Интервью

Евгений Водолазкин

Писатель Евгений Водолазкин рассказывает «Литературно» о странных желаниях Горького, черновиках Достоевского, острых темах, корявых текстах, пандемии и вечности.

Сегодня, 21 февраля, день рождения Евгения Водолазкина, автора «Лавра» и «Оправдания Острова», лауреата «Большой книги» и «Ясной Поляны». О том, зачем излагать коряво, что такое новая словесность, как писатели реагируют на абсурдность жизни и что в нас изменила пандемия, Евгений Водолазкин рассказал редактору «Литературно» Ане Колесниковой.

Почему я молчу

Как и большинство людей, к сорока годам я наговорился. В двадцать пять мне очень нравилось общаться, у меня было много друзей. Они и сейчас есть — на ментальном уровне: я знаю, что всегда могу к ним обратиться в трудную минуту. Я этих людей по-прежнему люблю, и они меня тоже, но словесного общения между нами почти нет. То же — с самым близким человеком, с женой: мы говорим очень мало. Не потому что нам нечего сказать друг другу, а потому что мы так хорошо друг друга знаем, что можем обходиться минимумом слов. За каждым ее словом — для меня цепочка смыслов. Многие слова имеют семейное значение, отличающееся от общепринятого. Даже когда мы что-нибудь подробно обсуждаем, нам требуется значительно меньше слов, чем если бы это обсуждалось с другими. С ней мне хватает трех-пяти слов там, где надо было бы сказать пятьдесят человеку постороннему.


«Чтобы слово было сильным, молчание необходимо»

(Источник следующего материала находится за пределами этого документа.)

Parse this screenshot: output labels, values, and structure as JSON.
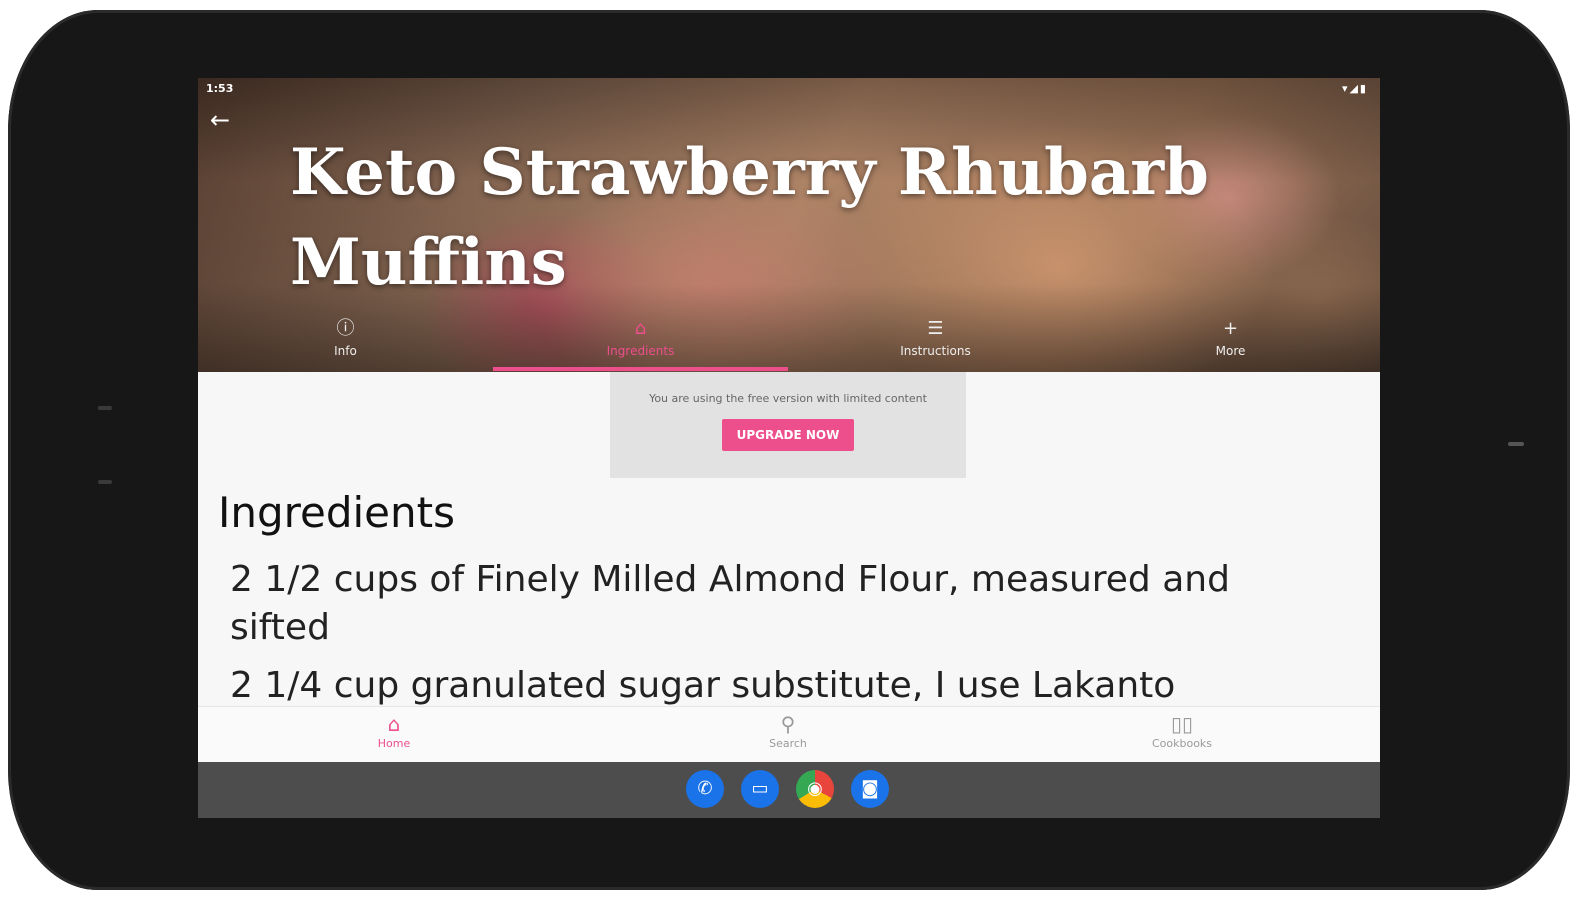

Я очень много молчу. Почти ни с кем не общаюсь. Не хожу ни на какие тусовки, кроме тех случаев, когда обязан где-то быть — на презентациях, премьерах. И это не угрюмое бегство от мира, причина моей необщительности — не в неприятии окружающего. Человек ведь когда много общается? Когда активно интересуется окружающим миром. А к определенному возрасту человек настолько наполнен миром, что может рассматривать мир внутри себя. Он больше не нуждается в дополнительных вопросах к тексту.

Кроме возраста есть еще один важный фактор, влияющий на мое отношение к общению и молчанию. Вся моя работа — научная и писательская — связана со словами. Молчание — неизменное условие существования слова. По моим наблюдениям, слова тех, кто не умеет молчать, очень немного весят. Чтобы слово было сильным, молчание необходимо.

водолазкин

Взъерошить литературный стиль

Художественный текст неразделим на внешнюю и внутреннюю стороны, его форма — это и его содержание. Так что литературный стиль — не какое-то украшение, не лепнина на потолке. Он напрямую зависит от авторского замысла. Есть тексты внешне вроде бы корявые, но именно в этой корявости они и отражают то, что требовалось отразить. Андрей Битов мне однажды признался: «Я всю жизнь мечтал научиться излагать коряво». А он был, как известно, одним из лучших стилистов в русской литературе. Я его спросил: «Андрей Георгиевич, а кто, по-вашему, писал по-настоящему коряво?» Он ответил: «Лев Толстой и Андрей Платонов».



В свое время Горький призывал Платонова писать литературно и даже пытался его этому научить. Такое вот странное желание было у Горького. Странное и невыполнимое: переученный Платонов стал бы Горьким. Представьте себе: лежит гитара. Раздаются высокие звуки — гитара отзывается тонкой струной. А проедет машина с убийственным музоном на басах — завибрируют мощные верхние струны. Так и бытие откликается в художественных текстах по-разному. Язык обэриутов или драмы абсурда — не пустая вычурность, это реакция на абсурдность жизни. Странно было бы советовать Джеймсу Джойсу писать так, как Чарльз Диккенс, а Платонову — как Мамин-Сибиряк. У этих людей очень разный опыт, разные задачи и, соответственно, разные — авторские — стили.


«Значимый художественный текст — это отступление от правил»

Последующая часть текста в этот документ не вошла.